Gary Skoien, the Cook County Republican chairman, is gamely trying to rebuild his moribund party, but, to use a literary allusion, he’s sort of like Captain Ahab in relentless pursuit of Moby Dick; however, instead of harpooning the legendary “White Whale,” he’s shooting himself in the foot and tossing his sailors overboard.
And on Edgar and the Republican Senate Debacle in the Making
Concerning Jim Edgar, absence does indeed make the heart grow fonder. So does desperation.
Republican strategists in Illinois, and particularly leaders in the General Assembly, where the party is hopelessly mired in the minority, have conveniently forgotten the fact that Edgar made permanent the 1989 “surcharge,” which raised the state income tax to 3 percent; and they’ve also forgotten that in 1997Edgar backed the idea of a “tax swap,” which would have decreased property taxes while raising the state income tax to pay for increased education spending. Those are decidedly “un-Republican” ideas.
But they remember that 1994 was the Republicans’ golden year, when Edgar was re-elected by a 914,468-vote margin and the party won every statewide office, took control of the Illinois House and kept control of the Illinois Senate. They hope Edgar will run for governor again, and that it will be deja vu in 2006.
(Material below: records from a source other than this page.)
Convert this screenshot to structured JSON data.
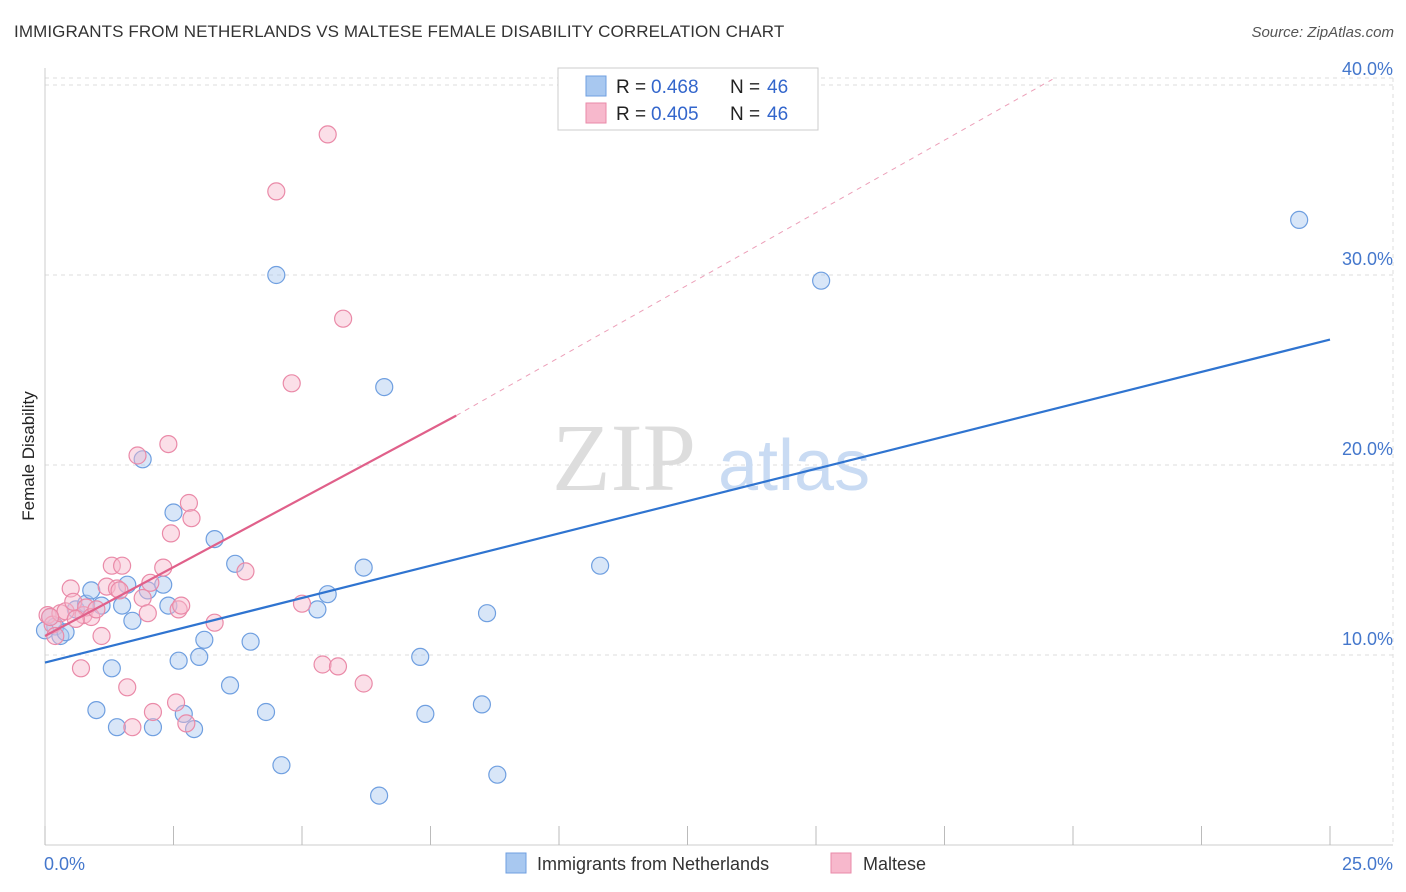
{
  "header": {
    "title": "IMMIGRANTS FROM NETHERLANDS VS MALTESE FEMALE DISABILITY CORRELATION CHART",
    "source": "Source: ZipAtlas.com"
  },
  "watermark": {
    "zip": "ZIP",
    "atlas": "atlas"
  },
  "colors": {
    "blue_fill": "#a8c8f0",
    "blue_stroke": "#6f9fe0",
    "blue_line": "#2f74d0",
    "pink_fill": "#f7b8cc",
    "pink_stroke": "#ea8aa8",
    "pink_line": "#e0608a",
    "grid": "#dddddd",
    "tick": "#4477cc"
  },
  "legend": {
    "rows": [
      {
        "r_label": "R =",
        "r_value": "0.468",
        "n_label": "N =",
        "n_value": "46"
      },
      {
        "r_label": "R =",
        "r_value": "0.405",
        "n_label": "N =",
        "n_value": "46"
      }
    ]
  },
  "chart_data": {
    "type": "scatter",
    "title": "IMMIGRANTS FROM NETHERLANDS VS MALTESE FEMALE DISABILITY CORRELATION CHART",
    "xlabel": "",
    "ylabel": "Female Disability",
    "xlim": [
      0,
      25
    ],
    "ylim": [
      0,
      41
    ],
    "x_tick_labels": [
      "0.0%",
      "25.0%"
    ],
    "y_ticks": [
      10,
      20,
      30,
      40
    ],
    "y_tick_labels": [
      "10.0%",
      "20.0%",
      "30.0%",
      "40.0%"
    ],
    "grid": "horizontal dashed",
    "legend_position": "top-center and bottom",
    "series": [
      {
        "name": "Immigrants from Netherlands",
        "color": "#a8c8f0",
        "r": 0.468,
        "n": 46,
        "trend": {
          "x0": 0.0,
          "y0": 9.6,
          "x1": 25.0,
          "y1": 26.6,
          "style": "solid"
        },
        "points": [
          [
            0.1,
            12.0
          ],
          [
            0.2,
            11.5
          ],
          [
            0.3,
            11.0
          ],
          [
            0.4,
            11.2
          ],
          [
            0.6,
            12.4
          ],
          [
            0.8,
            12.7
          ],
          [
            0.9,
            13.4
          ],
          [
            1.0,
            7.1
          ],
          [
            1.1,
            12.6
          ],
          [
            1.3,
            9.3
          ],
          [
            1.4,
            6.2
          ],
          [
            1.5,
            12.6
          ],
          [
            1.6,
            13.7
          ],
          [
            1.7,
            11.8
          ],
          [
            1.9,
            20.3
          ],
          [
            2.0,
            13.4
          ],
          [
            2.1,
            6.2
          ],
          [
            2.3,
            13.7
          ],
          [
            2.4,
            12.6
          ],
          [
            2.5,
            17.5
          ],
          [
            2.6,
            9.7
          ],
          [
            2.7,
            6.9
          ],
          [
            2.9,
            6.1
          ],
          [
            3.0,
            9.9
          ],
          [
            3.1,
            10.8
          ],
          [
            3.3,
            16.1
          ],
          [
            3.6,
            8.4
          ],
          [
            3.7,
            14.8
          ],
          [
            4.0,
            10.7
          ],
          [
            4.3,
            7.0
          ],
          [
            4.5,
            30.0
          ],
          [
            4.6,
            4.2
          ],
          [
            5.3,
            12.4
          ],
          [
            5.5,
            13.2
          ],
          [
            6.2,
            14.6
          ],
          [
            6.5,
            2.6
          ],
          [
            6.6,
            24.1
          ],
          [
            7.3,
            9.9
          ],
          [
            7.4,
            6.9
          ],
          [
            8.5,
            7.4
          ],
          [
            8.6,
            12.2
          ],
          [
            8.8,
            3.7
          ],
          [
            10.8,
            14.7
          ],
          [
            15.1,
            29.7
          ],
          [
            24.4,
            32.9
          ],
          [
            0.0,
            11.3
          ]
        ]
      },
      {
        "name": "Maltese",
        "color": "#f7b8cc",
        "r": 0.405,
        "n": 46,
        "trend": {
          "x0": 0.0,
          "y0": 11.0,
          "x1": 8.0,
          "y1": 22.6,
          "style": "solid",
          "dashed_extension": {
            "x1": 19.6,
            "y1": 40.3
          }
        },
        "points": [
          [
            0.05,
            12.1
          ],
          [
            0.15,
            11.6
          ],
          [
            0.2,
            11.0
          ],
          [
            0.3,
            12.2
          ],
          [
            0.4,
            12.3
          ],
          [
            0.5,
            13.5
          ],
          [
            0.55,
            12.8
          ],
          [
            0.7,
            9.3
          ],
          [
            0.75,
            12.1
          ],
          [
            0.8,
            12.5
          ],
          [
            0.9,
            12.0
          ],
          [
            1.0,
            12.4
          ],
          [
            1.1,
            11.0
          ],
          [
            1.2,
            13.6
          ],
          [
            1.3,
            14.7
          ],
          [
            1.4,
            13.5
          ],
          [
            1.5,
            14.7
          ],
          [
            1.6,
            8.3
          ],
          [
            1.7,
            6.2
          ],
          [
            1.8,
            20.5
          ],
          [
            1.9,
            13.0
          ],
          [
            2.0,
            12.2
          ],
          [
            2.05,
            13.8
          ],
          [
            2.1,
            7.0
          ],
          [
            2.3,
            14.6
          ],
          [
            2.4,
            21.1
          ],
          [
            2.45,
            16.4
          ],
          [
            2.55,
            7.5
          ],
          [
            2.6,
            12.4
          ],
          [
            2.65,
            12.6
          ],
          [
            2.75,
            6.4
          ],
          [
            2.8,
            18.0
          ],
          [
            2.85,
            17.2
          ],
          [
            3.3,
            11.7
          ],
          [
            3.9,
            14.4
          ],
          [
            4.5,
            34.4
          ],
          [
            4.8,
            24.3
          ],
          [
            5.0,
            12.7
          ],
          [
            5.4,
            9.5
          ],
          [
            5.5,
            37.4
          ],
          [
            5.7,
            9.4
          ],
          [
            5.8,
            27.7
          ],
          [
            6.2,
            8.5
          ],
          [
            0.1,
            12.0
          ],
          [
            0.6,
            11.9
          ],
          [
            1.45,
            13.4
          ]
        ]
      }
    ]
  },
  "bottom_legend": {
    "items": [
      {
        "label": "Immigrants from Netherlands"
      },
      {
        "label": "Maltese"
      }
    ]
  }
}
Edgar, however, is doing his best rendition of Hamlet. One consequence is that the fractious Republican field for governor is frozen in place, awaiting his decision. Another is that party recruiting is on hold. Potential legislative candidates don’t want to risk running if they might be saddled by somebody like Jim Oberweis as their gubernatorial candidate. And yet others fear that Edgar, if he runs, would be attacked as the “pro-tax hike” candidate
To date, the major story in Springfield is the potential implosion of the Senate’s Republican minority. Seven GOP senators are retiring in 2006, of whom two have already resigned, and an eighth is vulnerable in a primary. The Democrats currently have a 32-27 majority, and that could very well balloon to 36-23 after the next election, making the Republicans irrelevant in the chamber. The seven retirees all represent suburban or Collar County districts, where a Republican should be an automatic victor. In fact, the Democratic-designed 2001 remap packed Republicans into those districts so as to make adjacent areas more Democratic.